O primeiro Enhanced Games abrangerá três modalidades: natação, atletismo e levantamento de peso, com um total de cerca de 100 atletas. Entre os atletas já anunciados nominalmente estão esportistas de nível olímpico como Daniel Wiffen, nadador irlandês medalhista de ouro nas Olimpíadas de 2024, e Fred Kerley, estrela do sprint nos EUA — o incentivo central para eles entrarem é o prêmio por quebra de recorde mundial prometido pelo evento, com valor máximo de 1 milhão de dólares.

O evento é metade uma história comercial e a outra metade é a linha de produtos de saúde lançada simultaneamente por D’Souza: Live Enhanced e Live Enhanced+. O foco é uma “wellness pathway personalizada com suporte científico”. Em uma reportagem de junho de 2025, a Gizmodo questionou explicitamente: o evento pode ser apenas uma “capa sofisticada de venda de suplementos” — usando atletas e exposição da mídia como entrada para tráfego, enquanto o centro do lucro real estaria em vender suplementos e planos de assinatura de saúde para consumidores comuns. O lado do evento não nega diretamente essa crítica, limitando-se a enfatizar que as duas linhas de negócios se baseiam na mesma filosofia de “humanismo de aprimoramento”.

Vale também mencionar a origem da colaboração entre D’Souza e Thiel. Já em 2013, D’Souza foi um dos arquitetos nos bastidores do caso Bollea v. Gawker — em que Thiel financiou secretamente e Hulk Hogan (Terry Bollea) foi o principal autor de Gawker; o caso acabou levando à falência da empresa de mídia Gawker. Uma década depois, os dois voltaram a cooperar para colocar capital no Enhanced Games, sendo interpretado como a continuação da rota de investimento de Thiel que, pelos dez anos anteriores, havia buscado subverter o sistema estabelecido.
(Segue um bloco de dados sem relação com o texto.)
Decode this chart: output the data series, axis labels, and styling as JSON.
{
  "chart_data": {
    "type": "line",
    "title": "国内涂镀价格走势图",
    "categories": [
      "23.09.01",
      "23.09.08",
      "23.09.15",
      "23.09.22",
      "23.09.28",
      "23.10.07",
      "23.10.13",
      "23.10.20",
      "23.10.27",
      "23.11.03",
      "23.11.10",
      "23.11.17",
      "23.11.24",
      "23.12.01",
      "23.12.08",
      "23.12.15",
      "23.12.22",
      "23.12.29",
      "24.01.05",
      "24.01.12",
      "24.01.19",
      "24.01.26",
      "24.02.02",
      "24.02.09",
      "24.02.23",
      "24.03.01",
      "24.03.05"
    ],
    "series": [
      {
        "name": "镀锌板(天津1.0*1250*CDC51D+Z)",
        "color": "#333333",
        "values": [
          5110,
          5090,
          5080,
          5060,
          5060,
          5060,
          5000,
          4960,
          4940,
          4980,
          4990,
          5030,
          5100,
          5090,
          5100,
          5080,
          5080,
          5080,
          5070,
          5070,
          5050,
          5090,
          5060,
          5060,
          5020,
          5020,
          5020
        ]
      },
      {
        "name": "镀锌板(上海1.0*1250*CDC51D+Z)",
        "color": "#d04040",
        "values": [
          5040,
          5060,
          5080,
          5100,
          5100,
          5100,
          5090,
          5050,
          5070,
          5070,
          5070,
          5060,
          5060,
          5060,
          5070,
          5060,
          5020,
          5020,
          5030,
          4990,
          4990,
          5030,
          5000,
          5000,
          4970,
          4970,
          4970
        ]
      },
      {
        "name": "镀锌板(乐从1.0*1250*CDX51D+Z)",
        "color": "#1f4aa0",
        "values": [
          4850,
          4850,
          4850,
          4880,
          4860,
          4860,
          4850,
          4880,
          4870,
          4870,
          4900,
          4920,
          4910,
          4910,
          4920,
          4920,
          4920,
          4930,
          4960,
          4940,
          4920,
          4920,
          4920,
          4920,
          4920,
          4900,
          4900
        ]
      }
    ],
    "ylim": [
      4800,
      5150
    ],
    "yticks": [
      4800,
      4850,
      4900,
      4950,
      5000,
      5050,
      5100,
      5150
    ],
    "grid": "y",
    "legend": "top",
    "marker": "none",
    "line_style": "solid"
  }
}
Controvérsia: autonomia do corpo vs riscos à saúde, ortodoxia da governança vs marketing de suplementos

A reação das principais entidades de governança esportiva foi consistentemente negativa. O Comitê Olímpico Internacional (IOC), a Agência Mundial Antidoping (WADA) e Comitês Olímpicos de vários países se opuseram publicamente, alertando que o evento pode criar riscos irreversíveis à saúde de longo prazo dos atletas e questionando que as cláusulas de isenção — de que o uso ocorre com PEDs “aprovadas pelo FDA e sob supervisão médica” — seriam insuficientes para cobrir efeitos colaterais em situações de limite do esporte. A comunidade médica em geral aponta que o uso de PEDs como esteróides, hormônio do crescimento e eritropoietina (EPO) sob intensidade competitiva não é a mesma situação que “estar dentro do escopo de prescrição legal” para adultos saudáveis.
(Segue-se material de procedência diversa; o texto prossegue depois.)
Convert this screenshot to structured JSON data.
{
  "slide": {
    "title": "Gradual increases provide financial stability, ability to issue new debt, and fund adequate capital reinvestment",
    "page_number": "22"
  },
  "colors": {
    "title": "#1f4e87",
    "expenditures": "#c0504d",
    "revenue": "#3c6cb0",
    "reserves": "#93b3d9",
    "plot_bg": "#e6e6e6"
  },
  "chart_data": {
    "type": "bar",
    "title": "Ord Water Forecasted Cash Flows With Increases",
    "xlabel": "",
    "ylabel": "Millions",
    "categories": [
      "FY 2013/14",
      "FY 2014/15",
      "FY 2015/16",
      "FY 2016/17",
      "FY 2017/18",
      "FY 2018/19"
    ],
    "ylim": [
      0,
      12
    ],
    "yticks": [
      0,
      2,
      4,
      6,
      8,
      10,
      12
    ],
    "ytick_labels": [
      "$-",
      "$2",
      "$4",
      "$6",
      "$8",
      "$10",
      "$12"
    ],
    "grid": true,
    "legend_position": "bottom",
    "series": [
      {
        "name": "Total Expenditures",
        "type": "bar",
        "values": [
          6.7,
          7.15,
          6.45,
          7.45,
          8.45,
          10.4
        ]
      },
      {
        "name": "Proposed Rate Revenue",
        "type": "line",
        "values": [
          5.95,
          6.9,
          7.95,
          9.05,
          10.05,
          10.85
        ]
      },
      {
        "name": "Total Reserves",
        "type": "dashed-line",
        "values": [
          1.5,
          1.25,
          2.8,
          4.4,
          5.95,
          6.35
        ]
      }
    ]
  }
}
A resposta do evento gira em torno de dois pilares: primeiro, a “autonomia do corpo” — se atletas adultos, após serem devidamente informados, têm o direito de escolher aceitar intervenções médicas; segundo, a “transparência substituindo a dissimulação” — eles defendem que o esporte já usa PEDs em grande escala no subterrâneo, e que tornar isso público e regulamentar seria, na verdade, mais seguro do que a situação atual.
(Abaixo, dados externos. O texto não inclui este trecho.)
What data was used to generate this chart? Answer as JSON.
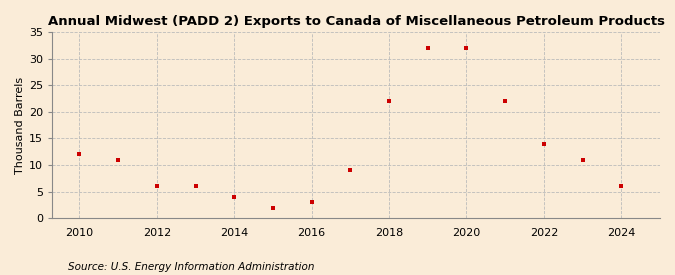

Os pontos de observação antes da abertura em 21 de maio incluem: o elenco final de atletas realmente participantes, se o prêmio $1M de fato atrairá os melhores atletas olímpicos a “trocarem de lado”, o tamanho do público e da monetização comercial do evento e se a WADA/Comitês Olímpicos de cada país aplicarão novas punições aos atletas que entrarem no Enhanced Games. Para os leitores, talvez o verdadeiro destaque dessa competição não seja o que acontece na piscina ou na pista, mas sim o fato de que a filosofia do “humanismo transhumanista” entra pela primeira vez no mainstream em uma forma comercial concreta — e se ela consegue se sustentar.

Este artigo Enhanced Games 5/21 de abertura: humanismo transhumanista contra a ortodoxia antidoping apareceu pela primeira vez no LinkNews ABMedia.